Tonight I had the pleasure of seeing Christopher Moore and Ian Corson talk about their new graphic novel, The Griff. (True story #1: Until I actually went to Books Inc., where the event was being held, I thought the book was called “The Grift”.) I went with my sidekick Jeannie and my other sidekick Seanie, the long-suffering boyfriend.
As he is a self-admitted attention whore, Chris tended to dominate the conversation, but he did his best to make sure Ian’s hard work was recognized and appreciated. The two men talked about the challenges that come with writing for a graphic novel, which was a new format for both of them. (Chris is a novelist; Ian is a screenwriter.) Chris said that the comic was created through a “packager” – that is, a company that specializes in taking a script and creating a graphic novel from it. As a result, Chris and Ian never spoke directly with the person who illustrated their story! I couldn’t believe it. The first time the authors saw the pages was when they had been completed, so it wasn’t nearly as collaborative as I would have guessed.
After discussing the book and answering some prepared questions (True story #2: The hostess of the panel thought that Ian was the illustrator, so all her prepared questions for him had to be discarded. Oops!) the floor was opened to the audience. Most of the questions were directed at Chris, since he is the more famous of the two writers. Since this is the third time I’ve seen him speak, I’ve come to realize that there are certain questions that likely ALWAYS come up at Chris’ events:
A/ Did the religious right react negatively to Lamb when it was released? No.
B/ Are any of your books likely to be made into a movie? Almost all have been optioned at one point or another; none are in danger of being made.
C/ Snarky comment referencing Twilight and Chris’ vampire books. (OK, it’s not a question, but someone in the audience always brings up sparkling vampires.)

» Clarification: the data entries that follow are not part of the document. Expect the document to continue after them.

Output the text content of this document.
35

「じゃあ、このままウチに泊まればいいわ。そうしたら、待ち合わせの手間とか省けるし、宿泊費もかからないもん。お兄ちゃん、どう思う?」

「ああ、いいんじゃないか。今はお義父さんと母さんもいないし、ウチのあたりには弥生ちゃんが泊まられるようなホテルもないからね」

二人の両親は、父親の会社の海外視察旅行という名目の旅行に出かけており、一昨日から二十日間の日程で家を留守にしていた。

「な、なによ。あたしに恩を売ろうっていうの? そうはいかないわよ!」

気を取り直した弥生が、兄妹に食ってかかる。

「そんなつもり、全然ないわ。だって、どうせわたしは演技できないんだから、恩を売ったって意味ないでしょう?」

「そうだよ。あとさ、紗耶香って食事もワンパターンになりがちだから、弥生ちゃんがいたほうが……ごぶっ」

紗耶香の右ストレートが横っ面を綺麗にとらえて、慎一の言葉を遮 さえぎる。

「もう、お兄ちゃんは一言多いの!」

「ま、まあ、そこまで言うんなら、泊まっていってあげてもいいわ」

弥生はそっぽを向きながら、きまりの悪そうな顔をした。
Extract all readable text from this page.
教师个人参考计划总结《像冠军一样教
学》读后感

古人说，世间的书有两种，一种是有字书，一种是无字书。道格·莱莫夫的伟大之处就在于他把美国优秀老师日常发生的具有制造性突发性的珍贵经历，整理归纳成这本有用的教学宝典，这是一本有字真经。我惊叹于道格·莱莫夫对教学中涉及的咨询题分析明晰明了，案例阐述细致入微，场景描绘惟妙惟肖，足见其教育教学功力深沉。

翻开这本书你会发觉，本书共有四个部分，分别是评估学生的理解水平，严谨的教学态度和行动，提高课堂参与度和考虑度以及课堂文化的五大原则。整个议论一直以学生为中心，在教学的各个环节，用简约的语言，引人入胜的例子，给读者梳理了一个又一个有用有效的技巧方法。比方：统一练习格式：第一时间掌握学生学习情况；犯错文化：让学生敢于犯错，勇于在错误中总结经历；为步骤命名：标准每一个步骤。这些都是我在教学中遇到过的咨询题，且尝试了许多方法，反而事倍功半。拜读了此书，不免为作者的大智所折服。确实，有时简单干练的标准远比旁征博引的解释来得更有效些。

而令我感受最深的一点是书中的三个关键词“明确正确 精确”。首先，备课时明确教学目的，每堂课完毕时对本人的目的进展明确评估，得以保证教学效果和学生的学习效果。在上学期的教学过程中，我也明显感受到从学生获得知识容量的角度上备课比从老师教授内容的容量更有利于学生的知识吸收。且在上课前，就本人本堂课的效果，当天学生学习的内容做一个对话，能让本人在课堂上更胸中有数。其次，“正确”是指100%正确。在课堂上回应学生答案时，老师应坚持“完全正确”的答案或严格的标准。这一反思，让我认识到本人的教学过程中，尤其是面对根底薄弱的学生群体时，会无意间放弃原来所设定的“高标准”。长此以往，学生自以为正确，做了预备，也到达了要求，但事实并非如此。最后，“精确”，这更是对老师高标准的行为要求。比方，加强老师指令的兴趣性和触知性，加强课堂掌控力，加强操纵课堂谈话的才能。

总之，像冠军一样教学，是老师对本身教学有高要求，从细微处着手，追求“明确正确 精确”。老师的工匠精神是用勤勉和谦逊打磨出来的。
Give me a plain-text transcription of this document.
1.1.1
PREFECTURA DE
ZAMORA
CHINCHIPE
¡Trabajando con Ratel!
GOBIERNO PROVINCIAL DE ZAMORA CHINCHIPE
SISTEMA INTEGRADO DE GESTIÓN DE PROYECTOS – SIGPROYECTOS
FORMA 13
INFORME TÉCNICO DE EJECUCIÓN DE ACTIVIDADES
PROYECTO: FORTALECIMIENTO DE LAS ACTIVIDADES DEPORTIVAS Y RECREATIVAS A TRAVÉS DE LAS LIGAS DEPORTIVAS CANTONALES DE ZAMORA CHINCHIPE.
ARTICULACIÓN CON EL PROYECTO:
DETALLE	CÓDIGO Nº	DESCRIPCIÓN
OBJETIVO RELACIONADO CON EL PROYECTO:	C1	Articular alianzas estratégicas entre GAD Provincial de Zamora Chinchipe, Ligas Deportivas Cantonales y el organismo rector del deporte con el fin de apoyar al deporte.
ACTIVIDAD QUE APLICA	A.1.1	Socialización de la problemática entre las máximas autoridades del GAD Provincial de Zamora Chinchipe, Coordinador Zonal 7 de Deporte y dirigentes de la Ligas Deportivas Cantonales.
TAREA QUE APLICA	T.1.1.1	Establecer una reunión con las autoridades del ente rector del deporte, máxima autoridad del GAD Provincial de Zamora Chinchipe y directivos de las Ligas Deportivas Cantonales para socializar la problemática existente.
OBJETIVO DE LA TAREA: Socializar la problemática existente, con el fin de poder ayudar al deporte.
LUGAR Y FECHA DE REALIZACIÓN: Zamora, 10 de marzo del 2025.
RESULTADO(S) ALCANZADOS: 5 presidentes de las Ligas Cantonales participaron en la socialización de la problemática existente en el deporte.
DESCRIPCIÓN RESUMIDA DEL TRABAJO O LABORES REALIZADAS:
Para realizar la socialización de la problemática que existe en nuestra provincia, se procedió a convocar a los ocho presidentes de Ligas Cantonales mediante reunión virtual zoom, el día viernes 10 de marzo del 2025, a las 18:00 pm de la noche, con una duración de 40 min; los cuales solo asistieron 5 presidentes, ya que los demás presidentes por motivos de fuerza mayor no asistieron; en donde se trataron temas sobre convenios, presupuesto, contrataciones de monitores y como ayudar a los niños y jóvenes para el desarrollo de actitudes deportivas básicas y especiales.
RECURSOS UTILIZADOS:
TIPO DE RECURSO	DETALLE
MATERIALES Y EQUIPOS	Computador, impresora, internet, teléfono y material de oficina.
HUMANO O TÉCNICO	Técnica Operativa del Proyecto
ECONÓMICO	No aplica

I don't remember which question triggered this answer, but Chris said that books set in Pine Cove or San Francisco were largely written because he was too broke to go and "research" a foreign location. So whenever you see a future novel set in one of those two cities, it's because Chris needs money.
I was also very excited that a date has been set for the release of Chris’ next novel, Sacre Bleu. Alas, it won’t be available until April 3, 2012, but 19th century Impressionists a la Moore is worth waiting for. The next novel he plans to work on will center on Pocket, his protagonist in Fool . Speaking of new novels, Ian said that he’s currently negotiating the publication of his first novel, and his description of it sounded interesting. Hope we see it soon!